From 1999-2000 in Amsterdam, I would light a candle each morning and write. A Swedish architect designed the apartment we lived in. I looked out the big window and could see trams, canals and parents riding their children to school on their bikes. Once I even saw a big bike carrying a bathtub.

Your poem "Dutch Jewry: A Sacred Remnant" took you seven years to write. Tell me about that.

Each word in a poem represents many layers of meaning. I was feeling the pain of Amsterdam's Jewish past and each person's story stayed with me. I had to try many ways to dip into the pain. Then I needed to answer the question of whether each segment was its own poem or did it belong to something larger. There was also the question of whether I should only show the dark side or include the positive many Dutch Jews were reaching for.

Aside from your poetry what do you think is the biggest gift you have given the Dutch?

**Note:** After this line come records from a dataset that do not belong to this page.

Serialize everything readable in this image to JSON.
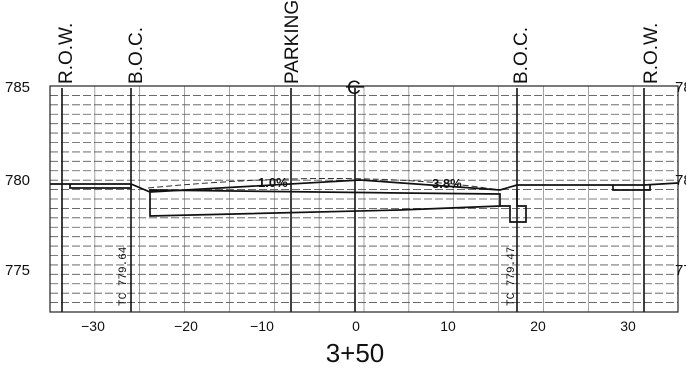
{
  "station": "3+50",
  "elevation_labels": [
    "785",
    "780",
    "775"
  ],
  "elevation_labels_right": [
    "78",
    "78",
    "77"
  ],
  "offset_labels": [
    "−30",
    "−20",
    "−10",
    "0",
    "10",
    "20",
    "30"
  ],
  "reference_lines": {
    "row_left": "R.O.W.",
    "boc_left": "B.O.C.",
    "parking": "PARKING",
    "centerline": "C",
    "boc_right": "B.O.C.",
    "row_right": "R.O.W."
  },
  "curb_tags": {
    "left": "TC 779.64",
    "right": "TC 779.47"
  },
  "slopes": {
    "left": "1.0%",
    "right": "3.8%"
  },
  "grid": {
    "offset_range": [
      -35,
      35
    ],
    "elevation_range": [
      772.5,
      786
    ]
  }
}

I learned my Judaism with beauty and joy from my father. Dutch Jews, because of the war's pain, didn't have that joy. I shared that. When I first lived there, I shared our family traditions and had a Seder plate with the symbolic foods but also with flowers. Passover is a spring holiday, Hag Aviv. The Dutch love flowers so adding flowers to the Seder plate and giving everyone a spring flower to wear is in keeping with Dutch culture.

Also, one Dutch woman wrote me after reading my book saying it helped her to see immigrants through my eyes. This has been a turbulent time in the Netherlands.

What is the symbolism of your necklace. . . a turtle and a dream catcher with the blue stone?

I went to a gathering of the International Women's Writers Guild at which Emily Hanlon said, "the creative process is often slow, like a turtle." Her son made this turtle.

At the gathering, another workshop leader was an 80-year-old Choctaw Medicine woman. . . She had such dark, sparkling eyes. Except for a few moments when she would stand, she was in a wheelchair. Her helper made the dream catcher. It symbolizes my writing going to incredible heights. All my work in one place is strengthened by my work in another place. In Yiddish, the word is bashert but there is nothing to describe it in English. Perhaps, the closest words are predestined or synchronicity.

What are you working on now?

I'm deep into another book of poems, most of them new, some reworked. I'm also working on a four-year memoir project, two stories and a children's book.

You have such passion for both Amsterdam and writing. If you could either write for the rest of your life and not visit Amsterdam or visit Amsterdam and not write, which would you choose?

I would choose writing. Writing can always take me back to Amsterdam, to worlds, I've created, to people and times in my life. . . writing can take me anywhere.